15 Temmuz devlet içinde iki farklı gücün hesaplaşmasıdır. Erdoğan 17-25 Aralık 2013 “Yolsuzluk Operasyonu” sonrasında postu kurtarmak için Ergenekon ve Balyozcular ile uzlaşmış, onların kontrolüne girmiş ve 180 derecelik bir dönüşle o güne kadar dillendirdiği tüm görüşlerinin tersini uygulamaya başlamıştır. Aynı dönemde Rus savaş jetinin düşürülmesinden dolayı ilişkileri donuk olsa da Rus istihbaratı Erdoğan ile NATO ve ABD arasında çatlak yaratmak amacıyla 15 Temmuz darbe istihbaratını MİT’e vererek Erdoğan’ın Ergenekoncular ve Balyozcular ile bir karşı darbe hazırlamalarının koşullarını yaratmıştır. TC devletinin Ergenekoncu kanadı böylece aylar öncesinden darbeye karşı darbe ile hazırlanmışlardır. Oluşturmak istedikleri karanlığı daha etkili gerekçelendirmek için ise TBMM’nin ve Saray’ın bombalanması gibi senaryoları kendileri tezgahlamışlardır. ABD kontrolünde gerçekleştirilmek istenen darbe böylece gerçekleşmemiştir. Ancak gerçekleşen karşı darbe işçi sınıfı, yoksul emekçiler ve Kürt halkı için farklı bir sonuç doğurmamıştır. Ülke ister darbe isterse de karşı darbe koşullarında aynı karanlık döneme girecekti.
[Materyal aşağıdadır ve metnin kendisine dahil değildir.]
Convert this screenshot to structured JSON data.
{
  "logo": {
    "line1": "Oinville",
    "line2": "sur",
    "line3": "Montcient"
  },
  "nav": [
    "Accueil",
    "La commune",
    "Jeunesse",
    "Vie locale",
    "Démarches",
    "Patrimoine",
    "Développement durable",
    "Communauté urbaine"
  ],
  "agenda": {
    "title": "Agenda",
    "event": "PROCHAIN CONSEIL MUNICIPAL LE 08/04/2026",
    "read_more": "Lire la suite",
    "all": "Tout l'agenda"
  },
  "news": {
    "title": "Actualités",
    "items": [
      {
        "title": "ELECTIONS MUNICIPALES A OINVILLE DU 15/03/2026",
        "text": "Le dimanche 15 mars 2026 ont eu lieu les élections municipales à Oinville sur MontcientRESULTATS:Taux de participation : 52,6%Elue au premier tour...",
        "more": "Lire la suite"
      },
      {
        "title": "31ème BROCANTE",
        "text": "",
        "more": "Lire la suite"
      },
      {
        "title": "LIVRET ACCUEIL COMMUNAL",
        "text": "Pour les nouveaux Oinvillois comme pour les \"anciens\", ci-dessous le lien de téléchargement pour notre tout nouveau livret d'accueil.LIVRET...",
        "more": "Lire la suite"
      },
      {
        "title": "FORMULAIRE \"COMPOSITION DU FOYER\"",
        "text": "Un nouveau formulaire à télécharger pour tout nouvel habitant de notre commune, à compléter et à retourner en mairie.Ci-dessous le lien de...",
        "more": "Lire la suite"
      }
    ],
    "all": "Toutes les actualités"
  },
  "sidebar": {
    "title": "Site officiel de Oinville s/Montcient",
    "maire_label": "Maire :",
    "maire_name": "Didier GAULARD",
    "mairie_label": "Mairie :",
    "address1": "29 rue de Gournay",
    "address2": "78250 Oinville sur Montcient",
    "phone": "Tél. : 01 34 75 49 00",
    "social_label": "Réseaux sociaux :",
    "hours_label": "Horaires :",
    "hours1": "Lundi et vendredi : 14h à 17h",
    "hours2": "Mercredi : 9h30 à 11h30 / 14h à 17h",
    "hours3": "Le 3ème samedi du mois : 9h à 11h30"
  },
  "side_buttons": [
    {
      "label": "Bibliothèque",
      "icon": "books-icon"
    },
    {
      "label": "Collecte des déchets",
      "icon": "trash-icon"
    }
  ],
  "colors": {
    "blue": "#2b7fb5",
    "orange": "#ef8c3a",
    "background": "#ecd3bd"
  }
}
Karşı darbenin darbeyi engellemiş olması sosyalist güçler açısından selamlanacak bir durum değildir. Çünkü, karşı darbeyi gerçekleştirenler TC devletinin Ergenekoncu Balyozcu faşist güçleridir. Türkiye Komünist Partisi, komünistler, “kötünün iyisi” ile “daha kötüsü” arasında tercih yapma durumunda değillerdir. İşçi sınıfının ve müttefiklerinin bağımsız politik programatik çizgisi temel yönelimimizdir. 15 Temmuz 2016’nın nasıl hazırlandığı ve gerçekte neler yaşandığı, barış, demokrasi, özgürlük ve sosyalizm güçlerinin yeni kuruculuk sürecinde gün yüzüne çıkacaktır. Gün bu süreci örgütleme ve savaşımı yükseltme dönemidir.